Investigators say they didn't pay attention to either Mr. Atta or Mr. el-Shehhi because the two were so ordinary: students at the local university who happened to be religious. Now they say the two groups of men -- the established German residents with contacts to Mr. Salim and the students lying low -- were linked.

"Our suspicion is there was a broad spectrum," says Mr. Schmidbauer of the Bavarian police. "A logistical and financial base was built up and helped to spin this web of terror."

The links have become clearer in recent days. Police are investigating reports that Mr. Atta visited Mr. Salim's host in Neu-Ulm, Dr. Attar. Mr. Darkazanli, cleared three years ago, is back under investigation for links to the hijackers. Last month, the U.S. ordered banks to freeze his assets. Investigators believe Mr. Darkazanli had ties to one of Mr. Salim's co-defendants, Wadih el-Hage. And police believe that Mr. Bahaji made numerous money transfers from Hamburg to the U.S. earlier this year, helping to support the students once they arrived in the U.S.

Investigators would like to question Mr. Salim's contacts, but all except Mr. Darkazanli have left Germany. Mr. Awaad-Borrmann is believed to have left for the Mideast, the Berbars family left in 1999 for Cairo, and Dr. Attar left for Sudan shortly after the Sept. 11 attacks, according to police, neighbors and colleagues. Dr. Attar didn't return phone calls to his home in Sudan. In an interview with German television, however, he denied any links with Mr. bin Laden and said he only put up Mr. Salim as a favor to a friend, whom he didn't name.

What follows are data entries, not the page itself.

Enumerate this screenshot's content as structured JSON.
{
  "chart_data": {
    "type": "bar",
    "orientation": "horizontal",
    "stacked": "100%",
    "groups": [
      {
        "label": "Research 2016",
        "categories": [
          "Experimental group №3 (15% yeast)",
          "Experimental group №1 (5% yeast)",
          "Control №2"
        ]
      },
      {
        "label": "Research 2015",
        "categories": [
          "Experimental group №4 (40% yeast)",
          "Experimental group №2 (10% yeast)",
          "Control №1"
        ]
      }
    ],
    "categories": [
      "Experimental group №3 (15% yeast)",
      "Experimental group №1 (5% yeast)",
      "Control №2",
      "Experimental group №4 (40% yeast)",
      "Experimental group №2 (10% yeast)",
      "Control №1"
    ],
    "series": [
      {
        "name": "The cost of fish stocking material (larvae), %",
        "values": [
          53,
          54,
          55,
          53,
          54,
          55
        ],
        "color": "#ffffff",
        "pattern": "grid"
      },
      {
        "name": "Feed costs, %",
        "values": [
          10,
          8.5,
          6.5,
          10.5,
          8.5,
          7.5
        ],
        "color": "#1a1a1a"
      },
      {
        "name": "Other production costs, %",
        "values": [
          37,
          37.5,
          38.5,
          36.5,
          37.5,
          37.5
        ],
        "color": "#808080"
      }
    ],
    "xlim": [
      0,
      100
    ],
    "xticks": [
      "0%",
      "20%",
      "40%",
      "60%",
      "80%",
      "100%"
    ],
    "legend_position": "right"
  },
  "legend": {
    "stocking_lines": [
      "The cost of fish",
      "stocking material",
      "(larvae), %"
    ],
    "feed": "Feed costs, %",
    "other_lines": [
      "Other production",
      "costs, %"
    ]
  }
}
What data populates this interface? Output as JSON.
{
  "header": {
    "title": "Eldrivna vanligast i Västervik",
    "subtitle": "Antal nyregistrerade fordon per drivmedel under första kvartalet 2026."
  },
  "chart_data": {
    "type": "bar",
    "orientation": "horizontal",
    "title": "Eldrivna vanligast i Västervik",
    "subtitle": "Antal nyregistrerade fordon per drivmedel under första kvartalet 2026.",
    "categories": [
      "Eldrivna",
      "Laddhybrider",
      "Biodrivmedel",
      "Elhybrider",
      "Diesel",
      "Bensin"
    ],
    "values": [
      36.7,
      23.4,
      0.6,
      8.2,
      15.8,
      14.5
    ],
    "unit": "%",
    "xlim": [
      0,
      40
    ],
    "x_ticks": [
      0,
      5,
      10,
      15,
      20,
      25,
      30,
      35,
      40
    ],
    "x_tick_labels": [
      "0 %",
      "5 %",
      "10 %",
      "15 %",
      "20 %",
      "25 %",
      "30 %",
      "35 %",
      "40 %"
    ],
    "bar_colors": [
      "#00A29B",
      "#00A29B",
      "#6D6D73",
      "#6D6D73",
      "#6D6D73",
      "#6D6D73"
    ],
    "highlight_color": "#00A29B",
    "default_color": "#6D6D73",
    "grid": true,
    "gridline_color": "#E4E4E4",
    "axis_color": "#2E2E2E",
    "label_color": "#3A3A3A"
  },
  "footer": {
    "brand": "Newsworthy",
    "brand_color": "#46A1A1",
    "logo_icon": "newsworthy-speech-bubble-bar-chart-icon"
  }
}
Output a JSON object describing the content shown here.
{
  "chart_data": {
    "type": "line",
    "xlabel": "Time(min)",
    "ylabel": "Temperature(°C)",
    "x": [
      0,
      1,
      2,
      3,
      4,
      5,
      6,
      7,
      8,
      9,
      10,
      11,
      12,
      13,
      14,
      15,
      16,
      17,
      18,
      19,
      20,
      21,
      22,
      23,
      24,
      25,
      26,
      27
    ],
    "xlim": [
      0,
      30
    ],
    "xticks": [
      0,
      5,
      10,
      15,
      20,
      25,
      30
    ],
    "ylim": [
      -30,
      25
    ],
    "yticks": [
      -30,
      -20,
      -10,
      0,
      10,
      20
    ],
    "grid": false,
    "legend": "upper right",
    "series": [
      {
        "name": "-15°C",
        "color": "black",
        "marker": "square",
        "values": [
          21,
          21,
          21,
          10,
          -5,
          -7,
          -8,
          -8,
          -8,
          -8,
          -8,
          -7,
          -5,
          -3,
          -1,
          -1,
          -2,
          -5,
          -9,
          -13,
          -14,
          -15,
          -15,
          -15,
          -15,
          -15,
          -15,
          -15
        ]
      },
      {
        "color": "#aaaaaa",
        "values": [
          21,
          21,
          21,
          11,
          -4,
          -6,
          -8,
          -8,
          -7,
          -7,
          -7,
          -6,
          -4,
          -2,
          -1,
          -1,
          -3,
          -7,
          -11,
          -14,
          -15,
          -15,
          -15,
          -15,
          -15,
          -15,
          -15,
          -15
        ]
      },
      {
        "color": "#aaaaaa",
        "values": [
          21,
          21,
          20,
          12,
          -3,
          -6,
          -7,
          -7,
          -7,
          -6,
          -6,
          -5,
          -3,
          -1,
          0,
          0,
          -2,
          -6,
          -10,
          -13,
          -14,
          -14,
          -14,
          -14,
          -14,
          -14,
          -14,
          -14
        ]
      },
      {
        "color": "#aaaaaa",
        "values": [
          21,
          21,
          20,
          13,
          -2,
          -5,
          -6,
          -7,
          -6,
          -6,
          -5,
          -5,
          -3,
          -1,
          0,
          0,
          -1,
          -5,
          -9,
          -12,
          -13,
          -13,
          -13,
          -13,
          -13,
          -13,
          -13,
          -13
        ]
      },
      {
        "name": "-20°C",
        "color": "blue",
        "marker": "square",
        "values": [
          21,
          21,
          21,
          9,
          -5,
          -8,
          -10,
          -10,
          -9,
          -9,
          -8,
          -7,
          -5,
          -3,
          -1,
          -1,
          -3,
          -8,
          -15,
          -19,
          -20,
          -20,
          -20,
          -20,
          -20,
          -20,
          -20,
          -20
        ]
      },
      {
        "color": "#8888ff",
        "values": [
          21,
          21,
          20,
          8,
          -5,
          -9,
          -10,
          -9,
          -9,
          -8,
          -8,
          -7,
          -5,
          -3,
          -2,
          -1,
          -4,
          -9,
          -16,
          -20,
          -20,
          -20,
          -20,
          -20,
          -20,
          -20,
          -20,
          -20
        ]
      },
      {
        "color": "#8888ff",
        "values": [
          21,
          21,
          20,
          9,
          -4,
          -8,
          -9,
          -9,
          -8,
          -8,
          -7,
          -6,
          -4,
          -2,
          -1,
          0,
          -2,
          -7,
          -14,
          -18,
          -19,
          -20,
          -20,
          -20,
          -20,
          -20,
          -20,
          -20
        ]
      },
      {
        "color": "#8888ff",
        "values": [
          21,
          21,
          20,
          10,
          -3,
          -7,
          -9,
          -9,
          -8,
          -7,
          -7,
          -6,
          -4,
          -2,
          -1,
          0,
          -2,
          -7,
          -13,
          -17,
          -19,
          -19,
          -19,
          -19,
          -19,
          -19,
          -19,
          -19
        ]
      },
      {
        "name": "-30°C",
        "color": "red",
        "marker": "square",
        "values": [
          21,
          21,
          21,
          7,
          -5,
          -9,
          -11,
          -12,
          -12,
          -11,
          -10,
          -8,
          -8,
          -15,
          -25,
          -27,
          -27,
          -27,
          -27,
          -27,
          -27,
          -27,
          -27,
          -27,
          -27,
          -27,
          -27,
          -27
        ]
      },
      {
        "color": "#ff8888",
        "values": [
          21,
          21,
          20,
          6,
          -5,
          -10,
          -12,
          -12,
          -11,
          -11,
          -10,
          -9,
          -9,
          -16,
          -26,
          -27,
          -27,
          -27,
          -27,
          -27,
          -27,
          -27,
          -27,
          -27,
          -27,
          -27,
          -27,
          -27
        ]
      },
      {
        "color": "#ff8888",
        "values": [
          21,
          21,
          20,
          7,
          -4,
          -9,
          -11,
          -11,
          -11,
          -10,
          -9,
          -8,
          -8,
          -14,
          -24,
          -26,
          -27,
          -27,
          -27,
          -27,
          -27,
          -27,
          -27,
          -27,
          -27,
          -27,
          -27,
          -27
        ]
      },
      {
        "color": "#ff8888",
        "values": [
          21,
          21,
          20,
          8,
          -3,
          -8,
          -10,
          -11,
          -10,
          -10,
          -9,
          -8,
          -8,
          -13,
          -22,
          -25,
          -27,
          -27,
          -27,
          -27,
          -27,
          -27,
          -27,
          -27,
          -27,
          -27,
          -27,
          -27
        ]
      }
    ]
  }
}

As for Mr. Salim, he still hasn't appeared in court. He was due to stand trial earlier this year with four co-defendants on conspiracy charges related to the 1998 U.S. embassy bombings. But last year, Mr. Salim is alleged to have stabbed a prison guard in the eyes with a comb sharpened into a dagger. The guard was blinded in both eyes and paralyzed on his right side.

Mr. Salim's case was separated from his four co-defendants, who were found guilty in May, and all four of whom were sentenced Thursday to life in prison. Mr. Salim was to have been first tried for attempted murder before going on trial on the terrorism charge. His trial was due to have begun in Lower Manhattan the week the World Trade Center was destroyed. It has been postponed indefinitely.

-- Mahmoud Kassem of Dow Jones Newswires and staff reporters Emily Nelson and Jerry Markon contributed to this article.